May 20, 2017
The dinner party at an old friend’s house was as chic as it gets. Then a Trump insider asked, “Who is the American president who had an affair with a French president’s wife?” It was an easy one. And it’s been out there for years: The Donald has claimed he did Carla long before she got hitched to Sarkozy, but she has vehemently denied it and called him a lunatic. Perhaps this is grounds for impeachment, for endangering an ancient alliance, or something as ridiculous. Mind you, it wouldn’t surprise me one bit; nothing that has to do with Donald Trump does anymore. Even though he does make it difficult to defend him by shooting off his mouth and his Twitter every two seconds, his enemies have become so desperate and their charges so outrageous, the 45th president of the good old US of A might even become popular—as long as they keep it up.
For example, I don’t know many people—except the handpicked crowd at the studio who cheered—who thought it was funny when Bill (penisface) Maher announced that Trump is having an incestuous affair with his daughter Ivanka. No newspaper or TV program condemned Maher. See what I mean? When columnist Drew Pearson made fun of Margaret Truman’s singing back in 1950, her father Harry threatened to punch him in the face, and the country cheered him on. Sixty-seven years later, a cesspool of a man who was once fired for denigrating American soldiers says something as disgusting as that and gets away with it. The networks and The New York Times have gone ballistic in their blind hate for a man who has been in office for about 110 days. Their latest caper is to put out rumors and then quote them as facts by sources who have asked that their names not be revealed in fear of Trump’s revenge.
Young Taki learned this lesson long ago. I was in a car with a girl named Liz who was having an affair with candidate Jack Kennedy. The man driving the car was a hack whose name escapes me but who had just interviewed the aristocratic Henry Cabot Lodge, running as vice president in Richard Nixon’s 1960 campaign. I had not experienced such venom, so I asked the hack—working for The Washington Post—if he had something personal against Lodge. “He was born with a silver spoon and he thinks he’s better than us, when he’s just a stuffed shirt and a phony.” That’s when the penny dropped. Henry Cabot Lodge was no stuffed shirt, had wonderful manners, had a great war record, and was extremely good-looking and sleeping with the mother of a friend of mine. The hack was ugly, badly laid, most likely had very ugly children, and was extremely jealous. End of story. Twenty-eight years later, Gail Sheehy railed against George H.W. Bush because he had gone to Yale and had a father who was a senator. She forgot to mention that Georgie Porgie left Yale as a freshman and was the youngest to volunteer for the Air Force, and was shot down by a Japanese Zero and spent a night in the drink in the middle of the Pacific before he was rescued. Again, jealousy of one’s superiors seems to have been the motive. I could write a book about jealous hacks, but I don’t know how many would be interested in reading it…

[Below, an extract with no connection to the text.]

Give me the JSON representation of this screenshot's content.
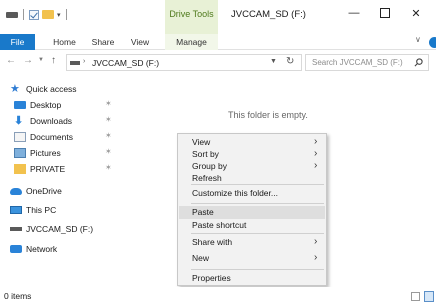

Incidentally, did you know that only 7 percent of journalists in America identify themselves as Republicans? And did you know that 90 percent of new online jobs in journalism are in counties Hillary Clinton carried? (Trust me, these figures I lifted from an impeccable study conducted by The Epoch Times.) Poor Hillary. Here’s the best: The draft dodger famously advised his wife to reach out to working-class whites. He knew all about them and had signed a welfare reform bill in 1996 in order to carry such states as West Virginia, Arkansas, Kentucky, and Tennessee that no Democrat had carried since the war. Hillary’s campaign manager, Robby Mook, cheekily replied that “the data run counter to your anecdotes.” The result: She stuck with a gay computer nerd named Mook and refused to visit Ohio, Pennsylvania, and Wisconsin, and The Donald won the presidency. Now she’s screaming bloody murder and blaming everyone but herself and Mook.
Yes, dear Takimag readers, the morally bankrupt journalism on display is enough to discourage any of you from allowing your children to take up the profession. Charles Moore once told me that hacks were considered one step above child molesters in Britain. My father went to his grave insisting that all journalists practiced blackmail. I think both Charles and Dad were joking, but my recent stay in the Bagel has confirmed the preening sanctimony and outright jealousy and hate by the media for the decent, hardworking, white Christian folks referred to as “deplorables” by a woman addressing a gay, lesbian, transgender, and bisexual convention.
Otherwise, everything is hunky-dory. The MoMC has returned to Europe, I have two weeks to go in the Bagel, and—barring accidents in the karate dojo—I plan to party to my heart’s content. If that displeases anyone, too bad. I only wish the hack who hated Cabot Lodge were alive. I’d use him as a punching bag in practice. Oooh, it would feel so good.